Manque de transparence. Complexité des actionnariats. Barrière linguistique. Beaucoup de difficultés entravent l’analyse ESG des actions des pays émergents. Or, selon David Czupryna, ces difficultés sont des risques potentiels. L’analyse ESG s’avère donc essentielle pour des régions où les dérives sont malheureusement encore nombreuses. Entretien avec le responsable Portefeuilles Clients ESG chez Candriam.

Les standards de transparence des entreprises situées dans les pays émergents étant moins élevés que chez nous, n’est-il pas prématuré de considérer les facteurs ESG de cette classe d’actifs?

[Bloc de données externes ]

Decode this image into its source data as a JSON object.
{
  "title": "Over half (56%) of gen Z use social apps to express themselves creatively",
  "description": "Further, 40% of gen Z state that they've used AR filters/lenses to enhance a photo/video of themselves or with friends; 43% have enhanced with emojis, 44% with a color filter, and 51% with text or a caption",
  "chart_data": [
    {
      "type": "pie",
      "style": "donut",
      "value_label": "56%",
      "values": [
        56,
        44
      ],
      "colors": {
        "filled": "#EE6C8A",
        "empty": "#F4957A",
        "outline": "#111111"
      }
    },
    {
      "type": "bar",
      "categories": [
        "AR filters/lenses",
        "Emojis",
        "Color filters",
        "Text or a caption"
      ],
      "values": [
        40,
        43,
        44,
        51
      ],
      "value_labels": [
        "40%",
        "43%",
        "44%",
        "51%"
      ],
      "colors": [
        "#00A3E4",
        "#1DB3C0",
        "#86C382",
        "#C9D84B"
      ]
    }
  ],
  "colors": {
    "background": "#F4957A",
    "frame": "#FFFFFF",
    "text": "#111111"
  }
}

Oui et non. Il est effectivement plus compliqué de faire une analyse ESG sur les actions émergentes car les standards de transparence ne sont équivalents à ceux des marchés développés. Les structures actionnariales sont parfois plus complexes et enfin, nous avons affaire à des barrières linguistiques car les reportings ne sont pas toujours disponibles en anglais. Mais c’est justement ces difficultés, identifiées comme des risques potentiels, qui rendent l’analyse ESG essentielle.

On n’est jamais au risque zéro, mais en tant qu’investisseur,
nous pouvons nous en rapprocher.
Au-delà des risques ESG classiques, les entreprises des pays émergents sont confrontées à des risques spécifiques…

Elles sont exposées aux grands risques environnementaux auxquels l’humanité fait face, comme le risque climatique, mais aussi a d’autres risques spécifiques car ces pays ont une croissance démographique élevée. De plus, les entreprises font face à une demande exponentielle, par exemple les entreprises laitières chinoises dont la contamination des produits a entamé la confiance des investisseurs. Il y a également des risques accrus sur les conditions de travail comme par exemple dans l’industrie textile au Bangladesh. Enfin, dans certains pays émergents, le risque de corruption est encore monnaie courante. Il appartient donc d’analyser correctement les risques idiosyncratiques des entreprises originaires, ou ayant un siège, dans ces pays.

Pour vous assurer que les conditions de travail des entreprises du textile dans lesquelles vous investissez respectent les standards minimums, allez-vous visiter leurs ateliers sur place?

Nous privilégions le dialogue avec les entreprises en vue de faire progresser les conditions de travail. Nous faisons partie de plusieurs coalitions d’actionnaires qui ont déjà permis d’améliorer la sécurité conditions de travail de façon sensible.

Revenons sur le manque de transparence des entreprises de ces marchés. Comment pouvez-vous alors intégrer avec certitude les critères ESG dans vos analyses?

On ne peut jamais être certain. Nous nous focalisons sur les meilleures entreprises du secteur en évaluant leurs risques. Au travers de la coalition «The Accord», par exemple, dont nous faisons partie, nous avons dialogué avec plusieurs centaines d’entreprises du textile sur des mesures concrètes comme la sécurité au travail des personnes. On n’est jamais au risque zéro, mais en tant qu’investisseur, nous pouvons nous en rapprocher. L’initiative «Workforce» (Workforce Disclosure Initiative), qui regroupe des investisseurs, couvre une série de secteurs, et à travers des questions détaillées, encourage les standards minimum des conditions de travail.